Tuttavia, “u parrinu chi cavusi” – “il prete con i pantaloni”, chiamato così per la sua abitudine di non indossare l’abito talare per le strade di Brancaccio – non si limitò a questo. Infatti, anche nelle sue omelie, spesso si rivolse ai mafiosi, condannando l’organizzazione malavitosa, ma non la persona (il mafioso), che, invece, era sempre pronto ad accogliere e perdonare.

Le minacce e le intimidazioni non tardarono ad arrivare, ma Padre Pino non ne parlò mai con nessuno e, soprattutto, non si lasciò intimorire, continuando, nelle sue prediche, a rivolgersi ai mafiosi e a fare tutto il possibile per cambiare la vita e la sorte di moltissimi bambini di Brancaccio. Ci riuscì, anche dopo essere stato ammazzato, il giorno del suo 56esimo compleanno (15 settembre 1993), perché Padre Pino Puglisi vive ancora, così come il suo operato e la sua missione.

Alle 20.45, in Piazzale Anita Garibaldi, 3P scende dalla sua Fiat Uno bianca e si avvicina alla porta di casa.

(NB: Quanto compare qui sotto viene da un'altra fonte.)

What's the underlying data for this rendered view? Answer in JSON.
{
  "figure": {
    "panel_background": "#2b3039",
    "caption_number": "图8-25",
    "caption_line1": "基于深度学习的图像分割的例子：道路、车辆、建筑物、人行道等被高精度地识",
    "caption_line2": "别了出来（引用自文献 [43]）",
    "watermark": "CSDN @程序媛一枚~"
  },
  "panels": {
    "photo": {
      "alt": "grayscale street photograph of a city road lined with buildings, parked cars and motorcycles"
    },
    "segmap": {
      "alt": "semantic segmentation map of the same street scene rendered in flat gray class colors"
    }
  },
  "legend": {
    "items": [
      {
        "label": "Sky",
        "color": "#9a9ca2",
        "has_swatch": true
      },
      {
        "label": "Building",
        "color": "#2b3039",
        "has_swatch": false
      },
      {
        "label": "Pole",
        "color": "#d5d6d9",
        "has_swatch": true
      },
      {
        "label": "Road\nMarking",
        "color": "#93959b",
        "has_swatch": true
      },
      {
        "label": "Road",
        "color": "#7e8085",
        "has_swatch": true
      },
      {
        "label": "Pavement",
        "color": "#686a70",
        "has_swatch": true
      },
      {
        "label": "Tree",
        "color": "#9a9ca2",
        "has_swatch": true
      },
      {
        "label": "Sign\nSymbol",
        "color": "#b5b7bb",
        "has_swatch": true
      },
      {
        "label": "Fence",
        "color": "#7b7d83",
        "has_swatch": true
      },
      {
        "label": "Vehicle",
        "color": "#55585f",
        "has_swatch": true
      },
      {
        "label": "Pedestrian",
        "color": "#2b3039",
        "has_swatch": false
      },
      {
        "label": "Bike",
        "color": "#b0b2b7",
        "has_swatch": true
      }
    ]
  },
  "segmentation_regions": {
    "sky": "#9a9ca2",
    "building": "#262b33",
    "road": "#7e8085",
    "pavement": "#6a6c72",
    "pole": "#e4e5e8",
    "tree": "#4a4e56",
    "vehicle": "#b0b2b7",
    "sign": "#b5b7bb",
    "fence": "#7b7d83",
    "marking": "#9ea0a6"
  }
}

In quel preciso momento, qualcuno lo chiama, lui si gira, sorride…Un colpo di pistola lo raggiunge alla nuca. Da quel momento, la vita di Salvatore Grigoli, l’esecutore materiale del delitto, l’assassino più spietato di Brancaccio con 45 omicidi alle spalle, non è stata più la stessa. Quell’ultima uccisione lo avrebbe trasformato per sempre.

«C’era una specie di luce in quel sorriso. Un sorriso che mi aveva dato un impulso immediato. Non me lo so spiegare: io già ne avevo uccisi parecchi, però non avevo provato nulla del genere. Me lo ricordo sempre quel sorriso, anche se faccio fatica persino a tenere impressi i volti, le facce dei miei parenti. Quella sera cominciai a pensarci, si era smosso qualcosa», confessò Grigoli, anni dopo. Quel sorriso era stato molto più potente dell’arma che era stata usata per spegnerlo.

Un sorriso genuino e puro, in grado di annientare la violenza e la brutalità di un efferato delitto. Un sorriso traboccante di umanità, capace di scaldare il cuore freddo ed arido di uno spietato assassino, conducendolo alla via del vero pentimento.

Padre Pino Puglisi non è stato solo un educatore di giovani e un punto di riferimento fondamentale per le famiglie, ma anche un uomo dalla fede incrollabile ed un grande maestro di spiritualità, capace di combattere la cultura mafiosa semplicemente con gli insegnamenti del Vangelo e col suo smisurato coraggio.